Building a Rock Paper Scissors AI using Tensorflow and OpenCV

Original article was published on Deep Learning on Medium

Collecting our Data:

The basis of any Deep Learning model is DATA. Any Machine Learning Engineer would agree that in ML the data is far more crucial than the algorithm itself. We need to collect images for the symbols Rock, Paper and Scissor. Instead of downloading somebody else’s data and training on it, I made my own dataset and encourage you to build your own too. Later on try changing the data and re-training the model to see the grave impact data has on a Deep Learning model.

I have used Python’s OpenCV library for all camera related operations. So label here refers to what class the image belongs too ie. RPS and depending on the label the image is saved in the appropriate directory. ct and maxCt refers to the start and final index to save images with. Remaining is standard OpenCV code to get webcam feed and save images to a directory. A key point to note is that all my images are of 300 x 300 dimensions. After running this my directory tree looks like this.

│ paper0.jpg
│ paper1.jpg
│ paper2.jpg

│ rock0.jpg
│ rock1.jpg
│ rock2.jpg


If you are referring the Github repo does the job for you !!

PreProcessing our Data:

A computer understands numbers and we have images at our disposal. So we will convert all the images into their respective vector representations. Also, our labels are yet to be generated and as established labels can’t be text, so I’ve manually built One-Hot-Encoded representations for each class using the shape_to_label dictionary.

As we have saved our images in directories based on their classes the directory name serves as the label which is converted to One-Hot representation using the shape_to_label dictionary. Following that we iterate over the files in our system to access images, the cv2.imread() function returns a vector representation of image. We do some manual Data Augmentation by flipping the image and zooming into it. This increases our dataset size without having the need to take new photos. Data Augmentation is a crucial part to generating datasets. Finally the images and labels are stored in separate numpy arrays.

More on Data Augmentation here.

Building Our Model with Transfer Learning:

When it comes to working with image data there are many pre-trained models available that have been trained on datasets with thousands of labels that are available at our disposal thanks to Tensorflow and Keras distributions of these models via their applications api. This makes including these pre-trained models in our applications seem like a breeze!

Transfer Learning Diagram

In a gist, Transfer learning takes a pre-trained model and does not include its final layers that make the final prediction thereby leaving us with the powerful part of the model that can distinguish features in images for this case and pass this information to our own Dense Neural Network.

Why not train your own model? Its totally up to you!! However using transfer learning can at many times make your progress a lot faster, in a sense you’re avoiding re-inventing the wheel.

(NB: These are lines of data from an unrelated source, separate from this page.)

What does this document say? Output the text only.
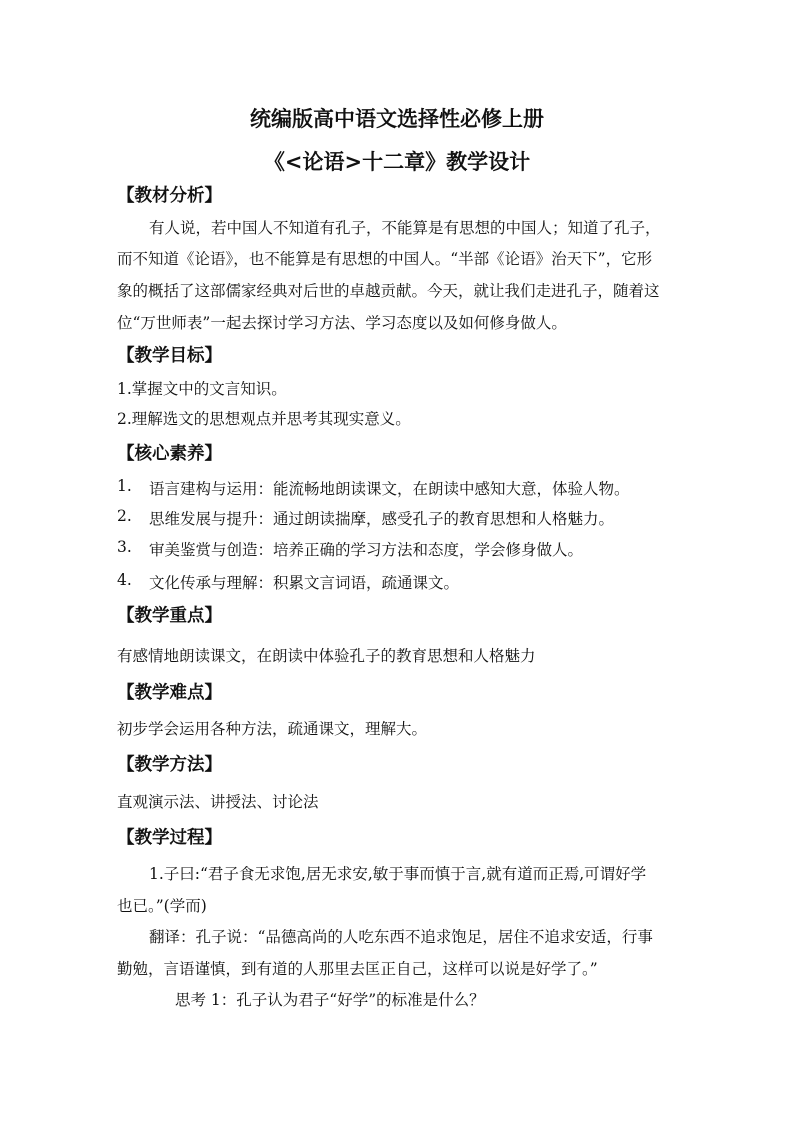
统编版高中语文选择性必修上册
《<论语>十二章》教学设计
【教材分析】
有人说，若中国人不知道有孔子，不能算是有思想的中国人；知道了孔子，
而不知道《论语》，也不能算是有思想的中国人。“半部《论语》治天下”，它形
象的概括了这部儒家经典对后世的卓越贡献。今天，就让我们走进孔子，随着这
位“万世师表”一起去探讨学习方法、学习态度以及如何修身做人。
【教学目标】
1.掌握文中的文言知识。
2.理解选文的思想观点并思考其现实意义。
【核心素养】
1. 语言建构与运用：能流畅地朗读课文，在朗读中感知大意，体验人物。
2. 思维发展与提升：通过朗读揣摩，感受孔子的教育思想和人格魅力。
3. 审美鉴赏与创造：培养正确的学习方法和态度，学会修身做人。
4. 文化传承与理解：积累文言词语，疏通课文。
【教学重点】
有感情地朗读课文，在朗读中体验孔子的教育思想和人格魅力
【教学难点】
初步学会运用各种方法，疏通课文，理解大。
【教学方法】
直观演示法、讲授法、讨论法
【教学过程】
1.子曰:“君子食无求饱,居无求安,敏于事而慎于言,就有道而正焉,可谓好学
也已。”(学而)
翻译：孔子说：“品德高尚的人吃东西不追求饱足，居住不追求安适，行事
勤勉，言语谨慎，到有道的人那里去匡正自己，这样可以说是好学了。”
思考 1：孔子认为君子“好学”的标准是什么？
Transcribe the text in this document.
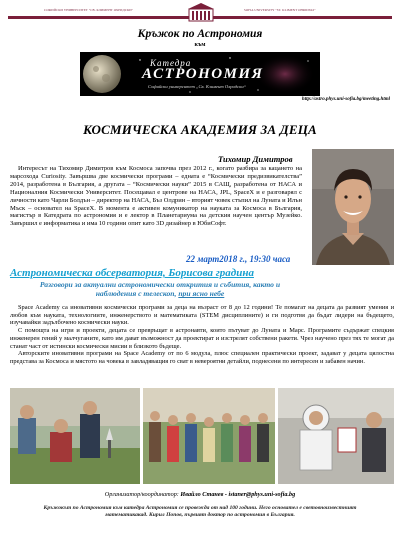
СОФИЙСКИ УНИВЕРСИТЕТ "СВ. КЛИМЕНТ ОХРИДСКИ"	SOFIA UNIVERSITY "ST. KLIMENT OHRIDSKI"
Кръжок по Астрономия
към
Катедра
АСТРОНОМИЯ
Софийски университет „Св. Климент Охридски“
http://astro.phys.uni-sofia.bg/meeting.html
КОСМИЧЕСКА АКАДЕМИЯ ЗА ДЕЦА
Тихомир Димитров

Интересът на Тихомир Димитров към Космоса започва през 2012 г., когато разбира за кацането на марсохода Curiosity. Завършва две космически програми – едната е “Космически предизвикателства” 2014, разработена в България, а другата – “Космически науки” 2015 в САЩ, разработена от НАСА и Националния Космически Университет. Посещавал е центрове на НАСА, JPL, SpaceX и е разговарял с личности като Чарли Болдън – директор на НАСА, Бъз Олдрин – вторият човек стъпил на Луната и Илън Мъск – основател на SpaceX. В момента е активен комуникатор на науката за Космоса в България, магистър в Катедрата по астрономия и е лектор в Планетариума на детския научен център Музейко. Завършил е информатика и има 10 години опит като 3D дизайнер в ЮбиСофт.

22 март2018 г., 19:30 часа
Астрономическа обсерватория, Борисова градина
Разговори за актуални астрономически открития и събития, както и наблюдения с телескоп, при ясно небе

Space Academy са иновативни космически програми за деца на възраст от 8 до 12 години! Те помагат на децата да развият умения и любов към науката, технологиите, инженерството и математиката (STEM дисциплините) и ги подготвя да бъдат лидери на бъдещето, изучавайки задълбочено космически науки.

С помощта на игри и проекти, децата се превръщат в астронавти, които пътуват до Луната и Марс. Програмите съдържат спецкия инженерен гений у малчуганите, като им дават възможност да проектират и изстрелят собствени ракети. Чрез научено през тях те могат да станат част от истински космически мисии в близкото бъдеще.

Авторските иновативни програми на Space Academy от по 6 модула, плюс специален практически проект, задават у децата цялостна представа за Космоса и мястото на човека в завладяващия го сват в невероятни детайли, поднесени по интересен и забавен начин.

Организатор/координатор: Ивайло Станев - istaner@phys.uni-sofia.bg
Кръжокът по Астрономия към катедра Астрономия се провежда от над 100 години. Него основател е световноизвестният математикакад. Кирил Попов, първият доктор по астрономия в България.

Some other popular pre-trained models:

  • InceptionV3
  • VGG16/19
  • ResNet
  • MobileNet

Here’s an interesting article on Transfer Learning!

Note : Whenever we work with image data the use of Data Convolutional Neural Layers is almost a given. The transfer Learning model used here has these layers. For more info on CNNs visit.

The Implementation:

I’ve used the DenseNet121 model for feature extraction whose outputs will eventually be entered in my own Dense Neural Network.

Key Points :

  • As our images are 300×300 the input shape specified is the same. The additional 3 stands for the RGB layers, so this layer has enough neurons to process the entire image.
  • We’ve used the DenseNet layer as our base/first layer followed by our own Dense Neural Network.
  • I’ve set the trainable parameter to True which will retrain the weights of the DenseNet too. This gave me better results though twas quite time consuming. I’d suggest that in your own implementations try different iterations by changing such parameters also know as hyperparameters.
  • As we have 3 classes Rock-Paper-Scissor the final layer is a Dense layer with 3 neurons and softmax activation.
  • This final layer returns the probability of the image belonging to a particular class among the 3 classes.

If you’re referring the GitHub repo takes care of Data Preparation and model training!

By this point we have gathered our data, built and trained our model. Only part left is deployment using OpenCV.

OpenCV implementation:

The flow for this implementation is simple:

  • Start webcam feed and read each frame
  • Pass this frame to model for classification ie. predict class
  • Make a random move by computer
  • Calculate Score

Above snippet contains the rather important blocks of code, remaining part is just making the game user-friendly, RPS rules and scoring.

So we begin with loading our trained model. Next comes a stone age for-loop implementation that shows a countdown before beginning the prediction part of the program. After prediction the scores are updated based on the players moves.

We explicitly draw a target zone using cv2.rectangle(). Only this part of the frame is passed to the model for predictions after it is pre-processed using the prepImg() function.

The entire code is available here on my repo.


We’ve successfully implemented and understood the workings of this project. So go ahead and fork my implementation and experiment with it. A major improvement would probably be adding hand detection so we don’t need to explicitly draw a target zone and model would first detect hand position then make prediction. I’ve tried to keep my language as beginner friendly as possible if you still have any questions do comment. I encourage you to improve the project and send me your suggestions. Excelsior!